Mick Whitley, MP for Birkenhead, criticised the Government for spurning every opportunity to tackle the cost-of-living crisis and sitting on its hands as a record 9% increase in inflation – the highest rate since 1982 – ravages the household budgets of the people of Birkenhead and the rest of the country.
This same government is merrily voting down every measure proposed by Labour – a windfall tax on the humungous profits of the big oil companies amongst them – that would have helped ease the crisis for the poor and hardworking families. Energy costs mean that inflation is a lot higher for poorer families because of the amount of their earnings or benefits that they have to spend on gas and electricity.
Mick Whitley said, “A one-off tax on huge oil and gas profit would raise billions of pounds and cut energy bills across the country for millions of families. The Prime Minister and his Chancellor can’t make up their minds. One minute they are ruling it in, the next they are ruling it out. Every single day that the Conservatives continue this windfall tax hokey-cokey, working families are suffering. Families across the country can’t afford to wait for the Prime Minister to make his mind up.”
Family budgets are at breaking point. Two in five people are now buying less food because of the cost-of-living crisis. In April two million adults skipped a day’s eating to try and save money. The Resolution Foundation predicts that almost one and a half million people – including half a million children – will fall into absolute poverty next year.

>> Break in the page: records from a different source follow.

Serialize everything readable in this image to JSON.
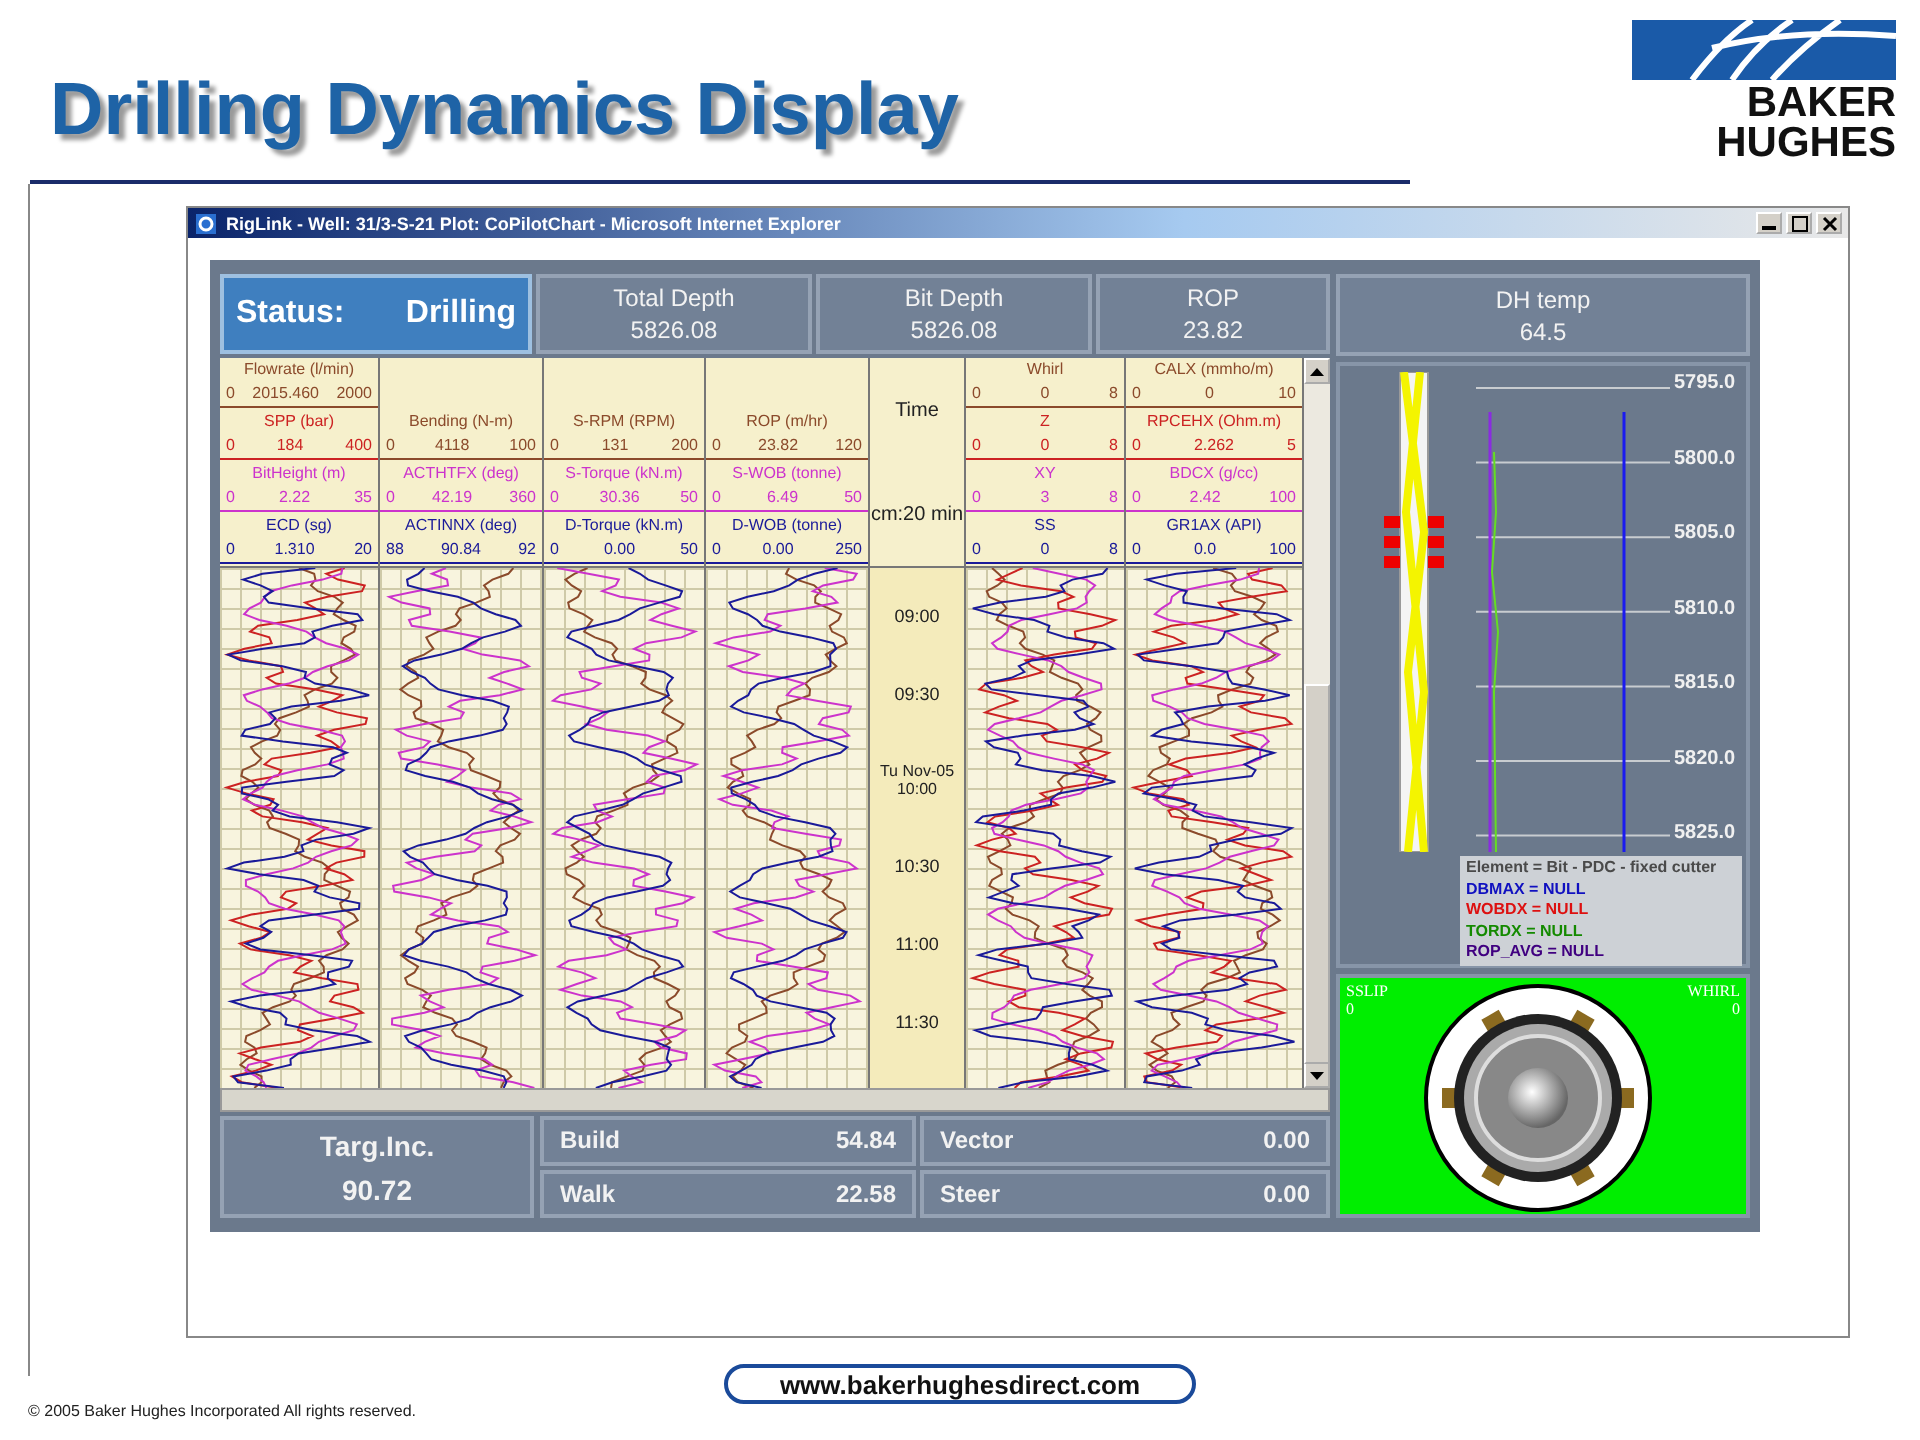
{
  "slide": {
    "title": "Drilling Dynamics Display",
    "logo": [
      "BAKER",
      "HUGHES"
    ],
    "copyright": "© 2005 Baker Hughes Incorporated All rights reserved.",
    "url": "www.bakerhughesdirect.com"
  },
  "window": {
    "title": "RigLink - Well: 31/3-S-21 Plot: CoPilotChart - Microsoft Internet Explorer"
  },
  "status": {
    "label": "Status:",
    "value": "Drilling"
  },
  "readouts": [
    {
      "label": "Total Depth",
      "value": "5826.08"
    },
    {
      "label": "Bit Depth",
      "value": "5826.08"
    },
    {
      "label": "ROP",
      "value": "23.82"
    }
  ],
  "side_readout": {
    "label": "DH temp",
    "value": "64.5"
  },
  "tracks": [
    {
      "kind": "curves",
      "curves": [
        {
          "name": "Flowrate (l/min)",
          "min": "0",
          "value": "2015.460",
          "max": "2000",
          "color": "#8b4a2b"
        },
        {
          "name": "SPP (bar)",
          "min": "0",
          "value": "184",
          "max": "400",
          "color": "#cc2222"
        },
        {
          "name": "BitHeight (m)",
          "min": "0",
          "value": "2.22",
          "max": "35",
          "color": "#cc33cc"
        },
        {
          "name": "ECD (sg)",
          "min": "0",
          "value": "1.310",
          "max": "20",
          "color": "#1a1a99"
        }
      ]
    },
    {
      "kind": "curves",
      "curves": [
        {
          "name": "Bending (N-m)",
          "min": "0",
          "value": "4118",
          "max": "100",
          "color": "#8b4a2b"
        },
        {
          "name": "ACTHTFX (deg)",
          "min": "0",
          "value": "42.19",
          "max": "360",
          "color": "#cc33cc"
        },
        {
          "name": "ACTINNX (deg)",
          "min": "88",
          "value": "90.84",
          "max": "92",
          "color": "#1a1a99"
        }
      ]
    },
    {
      "kind": "curves",
      "curves": [
        {
          "name": "S-RPM (RPM)",
          "min": "0",
          "value": "131",
          "max": "200",
          "color": "#8b4a2b"
        },
        {
          "name": "S-Torque (kN.m)",
          "min": "0",
          "value": "30.36",
          "max": "50",
          "color": "#cc33cc"
        },
        {
          "name": "D-Torque (kN.m)",
          "min": "0",
          "value": "0.00",
          "max": "50",
          "color": "#1a1a99"
        }
      ]
    },
    {
      "kind": "curves",
      "curves": [
        {
          "name": "ROP (m/hr)",
          "min": "0",
          "value": "23.82",
          "max": "120",
          "color": "#8b4a2b"
        },
        {
          "name": "S-WOB (tonne)",
          "min": "0",
          "value": "6.49",
          "max": "50",
          "color": "#cc33cc"
        },
        {
          "name": "D-WOB (tonne)",
          "min": "0",
          "value": "0.00",
          "max": "250",
          "color": "#1a1a99"
        }
      ]
    },
    {
      "kind": "time",
      "title": "Time",
      "scale": "cm:20 min",
      "labels": [
        "09:00",
        "09:30",
        "Tu Nov-05 10:00",
        "10:30",
        "11:00",
        "11:30"
      ]
    },
    {
      "kind": "curves",
      "curves": [
        {
          "name": "Whirl",
          "min": "0",
          "value": "0",
          "max": "8",
          "color": "#8b4a2b"
        },
        {
          "name": "Z",
          "min": "0",
          "value": "0",
          "max": "8",
          "color": "#cc2222"
        },
        {
          "name": "XY",
          "min": "0",
          "value": "3",
          "max": "8",
          "color": "#cc33cc"
        },
        {
          "name": "SS",
          "min": "0",
          "value": "0",
          "max": "8",
          "color": "#1a1a99"
        }
      ]
    },
    {
      "kind": "curves",
      "curves": [
        {
          "name": "CALX (mmho/m)",
          "min": "0",
          "value": "0",
          "max": "10",
          "color": "#8b4a2b"
        },
        {
          "name": "RPCEHX (Ohm.m)",
          "min": "0",
          "value": "2.262",
          "max": "5",
          "color": "#cc2222"
        },
        {
          "name": "BDCX (g/cc)",
          "min": "0",
          "value": "2.42",
          "max": "100",
          "color": "#cc33cc"
        },
        {
          "name": "GR1AX (API)",
          "min": "0",
          "value": "0.0",
          "max": "100",
          "color": "#1a1a99"
        }
      ]
    }
  ],
  "depth_panel": {
    "depths": [
      "5795.0",
      "5800.0",
      "5805.0",
      "5810.0",
      "5815.0",
      "5820.0",
      "5825.0"
    ],
    "legend": [
      {
        "text": "Element = Bit - PDC - fixed cutter",
        "color": "#4a4a4a"
      },
      {
        "text": "DBMAX = NULL",
        "color": "#1010c0"
      },
      {
        "text": "WOBDX = NULL",
        "color": "#dd1010"
      },
      {
        "text": "TORDX = NULL",
        "color": "#148a00"
      },
      {
        "text": "ROP_AVG = NULL",
        "color": "#400080"
      }
    ]
  },
  "vibration_panel": {
    "left_label": "SSLIP",
    "left_value": "0",
    "right_label": "WHIRL",
    "right_value": "0"
  },
  "target": {
    "label": "Targ.Inc.",
    "value": "90.72"
  },
  "directional": [
    {
      "label": "Build",
      "value": "54.84"
    },
    {
      "label": "Walk",
      "value": "22.58"
    },
    {
      "label": "Vector",
      "value": "0.00"
    },
    {
      "label": "Steer",
      "value": "0.00"
    }
  ]
}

This is what food inflation of nine per cent and rising means for millions. It is what energy costs heading for a fifty-four per cent increase are inflicting on the poorest and most vulnerable people in this country – a Hobson’s choice of heat or eat.
Mick Whitley added, “The cost-of-living crisis is a war on the poor. It is the scourge of countless working families. Scandalous at a time when the CEO of Tesco has just pocketed a pay packet of almost five million pounds for one year’s work. A customer assistant at Tesco would have to work 267 years to earn the same as the CEO got for twelve months. A badge of shame.”
A government that cares about its people should be working towards both short- and long-term solutions in its plans for the year ahead. Sadly, this Government plans for very little beyond its own self-preservation.
While a Tory MP, Lee Anderson, has advised the poorest in our country to take up cookery lessons and the Minister of Food, George Eustice, has told people to scour the shops for the cheapest brands, the Government itself has offered little more than scraps from its table.
These offer little comfort to those whose housing benefit has been frozen since 2020 while rents have skyrocketed. They offer no long-term solutions to those whose benefits and pensions have been cut and pegged back. Nor do they help those in work who face soaring prices and falling wages.
Mick told birkenhead.news, “This is why Labour is pushing for an emergency budget that targets support to those who need it, that addresses the long-term problems in the economy that are feeding the inflationary upward spiral and that offers hope to those whose lives are currently being wrecked by the cost-of-living crisis.”